EHRLICH, C.J., and SHAW, BARKETT, GRIMES and KOGAN, JJ., concur.
McDONALD, J., dissents with an opinion.
McDONALD, Justice, dissenting.
The assessment of interest against the state or its governmental entities should be the exception rather than the rule. We have long held that under the doctrine of sovereign immunity the state is not liable for interest on its debts unless a statute or a contract calls for it. As stated in Board of Public Instruction v. Kennedy,
The allowance of interest prior to judgment, on an ordinary unpaid school claim of the character here dealt with, can only be justified when specially provided for by statute (Duval County v. Charleston Engineering & Con. Co.,101 Fla. 341 , 134 So.Rep. 509); or where the contract at its inception had included in it an authorized stipulation agreeing to pay interest on deferred payments required to be made under the contract. No such stipulation appeared in the contract sued on, nor was an agreement to pay interest authorized to be made by the school board after the service had been completely rendered and the contract fully executed, since there was no valid consideration for any such an undertaking.
Kennedy claimed that he was entitled to interest as an indebtedness resulting from providing bus transportation. He lost. A state is not liable for interest on its debts unless authorized by its legislature or pursuant to contract. United States v. North Carolina,
This Court modified the effect of Kennedy somewhat in Treadway v. Terrell,
[I]t may be assumed that, in authorizing suits against the State Road Department the statute intends that interest may be adjudged against the State in proper cases where it is necessary to do complete justice and to accomplish the purposes of the statute in authorizing suits against the State on any claim arising under contract for work done since June 7, 1923.
Id. at 858,
Under Article III, Section 22, of the Florida Constitution, F.S.A., the Legislature is empowered to authorize suits against the state or any of its agencies. When suit is authorized against a state agency without limitation as to interest, the authorizing statute may by reasonable intendment be construed to permit the award of interest against the state agency as a legal incident to the judgment even though the payment of interest by the state is not expressly provided by the statute. Where statutory authority to sue a state agency is given, payment of interest on a claim adjudicated under the statute may be impliedly authorized when the nature of the claim and the object designed in permitting such suits against the state or its agency warrant such implication. We are of the view that the implication is warranted in the case before us.

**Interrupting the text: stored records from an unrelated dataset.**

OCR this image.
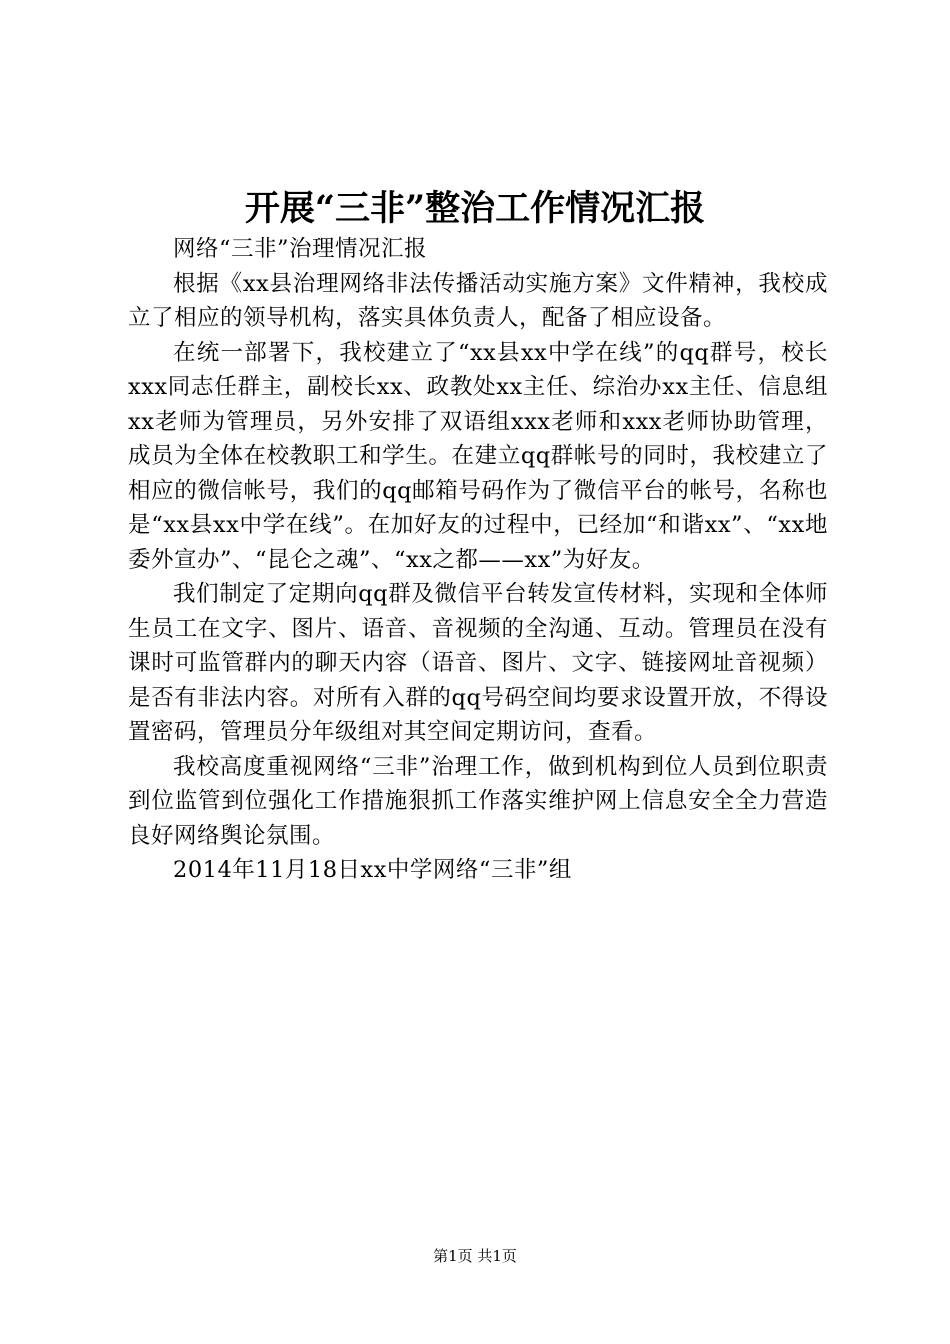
开展“三非”整治工作情况汇报

网络“三非”治理情况汇报

根据《xx县治理网络非法传播活动实施方案》文件精神，我校成立了相应的领导机构，落实具体负责人，配备了相应设备。

在统一部署下，我校建立了“xx县xx中学在线”的qq群号，校长xxx同志任群主，副校长xx、政教处xx主任、综治办xx主任、信息组xx老师为管理员，另外安排了双语组xxx老师和xxx老师协助管理，成员为全体在校教职工和学生。在建立qq群帐号的同时，我校建立了相应的微信帐号，我们的qq邮箱号码作为了微信平台的帐号，名称也是“xx县xx中学在线”。在加好友的过程中，已经加“和谐xx”、“xx地委外宣办”、“昆仑之魂”、“xx之都——xx”为好友。

我们制定了定期向qq群及微信平台转发宣传材料，实现和全体师生员工在文字、图片、语音、音视频的全沟通、互动。管理员在没有课时可监管群内的聊天内容（语音、图片、文字、链接网址音视频）是否有非法内容。对所有入群的qq号码空间均要求设置开放，不得设置密码，管理员分年级组对其空间定期访问，查看。

我校高度重视网络“三非”治理工作，做到机构到位人员到位职责到位监管到位强化工作措施狠抓工作落实维护网上信息安全全力营造良好网络舆论氛围。

2014年11月18日xx中学网络“三非”组

第1页 共1页
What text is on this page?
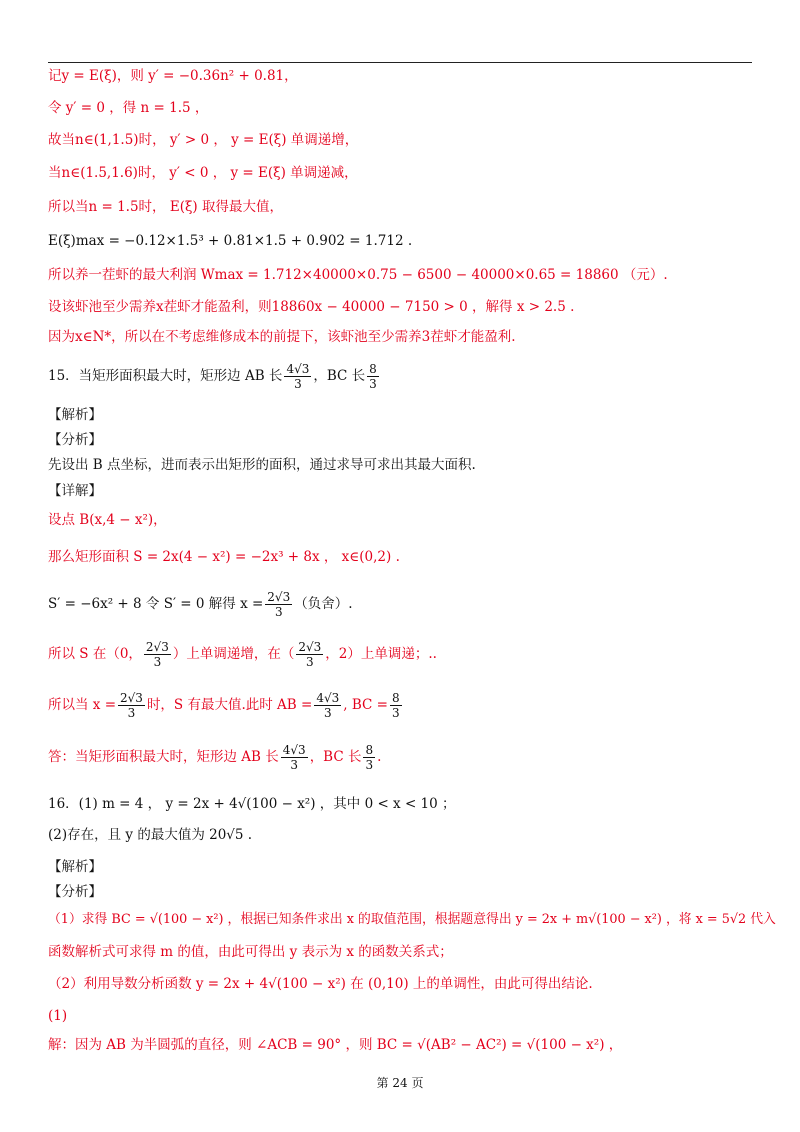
记y = E(ξ)，则 y′ = −0.36n² + 0.81，
令 y′ = 0 ，得 n = 1.5 ，
故当n∈(1,1.5)时， y′ > 0 ， y = E(ξ) 单调递增，
当n∈(1.5,1.6)时， y′ < 0 ， y = E(ξ) 单调递减，
所以当n = 1.5时， E(ξ) 取得最大值，
E(ξ)max = −0.12×1.5³ + 0.81×1.5 + 0.902 = 1.712 .
所以养一茬虾的最大利润 Wmax = 1.712×40000×0.75 − 6500 − 40000×0.65 = 18860 （元）.
设该虾池至少需养x茬虾才能盈利，则18860x − 40000 − 7150 > 0 ，解得 x > 2.5 .
因为x∈N*，所以在不考虑维修成本的前提下，该虾池至少需养3茬虾才能盈利.
15．当矩形面积最大时，矩形边 AB 长 $\frac{4√3}{3}$ ，BC 长 $\frac{8}{3}$
【解析】
【分析】
先设出 B 点坐标，进而表示出矩形的面积，通过求导可求出其最大面积.
【详解】
设点 B(x,4 − x²)，
那么矩形面积 S = 2x(4 − x²) = −2x³ + 8x ， x∈(0,2) .
S′ = −6x² + 8 令 S′ = 0 解得 $x = \frac{2√3}{3}$ （负舍）.
所以 S 在（0， $\frac{2√3}{3}$ ）上单调递增，在（ $\frac{2√3}{3}$ ，2）上单调递；..
所以当 $x = \frac{2√3}{3}$ 时，S 有最大值.此时 AB = $\frac{4√3}{3}$ , BC = $\frac{8}{3}$
答：当矩形面积最大时，矩形边 AB 长 $\frac{4√3}{3}$ ，BC 长 $\frac{8}{3}$ .
16．(1) m = 4 ， y = 2x + 4√(100 − x²) ，其中 0 < x < 10 ；
(2)存在，且 y 的最大值为 20√5 .
【解析】
【分析】
（1）求得 BC = √(100 − x²) ，根据已知条件求出 x 的取值范围，根据题意得出 y = 2x + m√(100 − x²) ，将 x = 5√2 代入
函数解析式可求得 m 的值，由此可得出 y 表示为 x 的函数关系式；
（2）利用导数分析函数 y = 2x + 4√(100 − x²) 在 (0,10) 上的单调性，由此可得出结论.
(1)
解：因为 AB 为半圆弧的直径，则 ∠ACB = 90° ，则 BC = √(AB² − AC²) = √(100 − x²) ，
第 24 页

Id. at 813. Thus, before implying a right to interest, one must look at the enabling statute and the nature and circumstances of the claim. Does the enabling statute to sue imply interest? Is the award of interest necessary to do justice?
This is a suit for overtime compensation. It resulted from a legitimate good faith dispute on how the hours and wages of the employees were to be computed. The county thought it had fully paid its employees.

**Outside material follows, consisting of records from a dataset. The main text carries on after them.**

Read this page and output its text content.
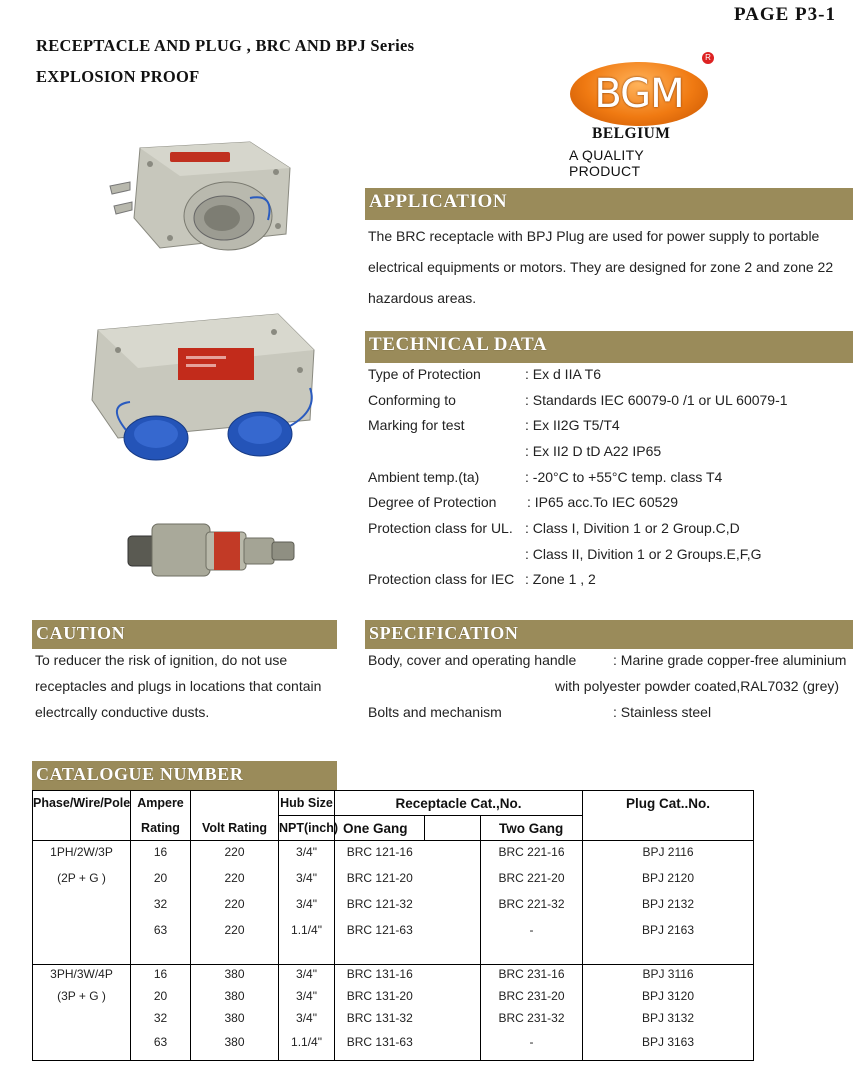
PAGE P3-1
RECEPTACLE AND PLUG , BRC AND BPJ Series
EXPLOSION PROOF	BGM
R
BELGIUM
A QUALITY PRODUCT
APPLICATION
The BRC receptacle with BPJ Plug are used for power supply to portable
electrical equipments or motors. They are designed for zone 2 and zone 22
hazardous areas.
TECHNICAL DATA
Type of Protection	: Ex d IIA T6
Conforming to	: Standards IEC 60079-0 /1 or UL 60079-1
Marking for test	: Ex II2G T5/T4
: Ex II2 D tD A22 IP65
Ambient temp.(ta)	: -20°C to +55°C temp. class T4
Degree of Protection : IP65 acc.To IEC 60529
Protection class for UL. : Class I, Divition 1 or 2 Group.C,D
: Class II, Divition 1 or 2 Groups.E,F,G
Protection class for IEC : Zone 1 , 2
CAUTION
To reducer the risk of ignition, do not use
receptacles and plugs in locations that contain
electrcally conductive dusts.
SPECIFICATION
Body, cover and operating handle	: Marine grade copper-free aluminium
with polyester powder coated,RAL7032 (grey)
Bolts and mechanism	: Stainless steel
CATALOGUE NUMBER
Phase/Wire/Pole	Ampere		Hub Size	Receptacle Cat.,No.			Plug Cat..No.
	Rating	Volt Rating	NPT(inch)	One Gang		Two Gang	
1PH/2W/3P	16	220	3/4"	BRC 121-16		BRC 221-16	BPJ 2116
(2P + G )	20	220	3/4"	BRC 121-20		BRC 221-20	BPJ 2120
	32	220	3/4"	BRC 121-32		BRC 221-32	BPJ 2132
	63	220	1.1/4"	BRC 121-63		-	BPJ 2163
3PH/3W/4P	16	380	3/4"	BRC 131-16		BRC 231-16	BPJ 3116
(3P + G )	20	380	3/4"	BRC 131-20		BRC 231-20	BPJ 3120
	32	380	3/4"	BRC 131-32		BRC 231-32	BPJ 3132
	63	380	1.1/4"	BRC 131-63		-	BPJ 3163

With the exception of the right to sue the state road department (section 337.19, Florida Statutes), I can locate no statutory authorization for suits against the state for breach of employment contracts.[1] This Court afforded such right by case law. Pan American Tobacco Corp. v. Department of Corrections,
I therefore conclude that no interest on the unpaid overtime is due. If any is due, however, I agree that it should not run for wages earned prior to the demand for overtime compensation.
NOTES
Notes
[1] Under the facts here, § 295.14, Fla. Stat., has no application.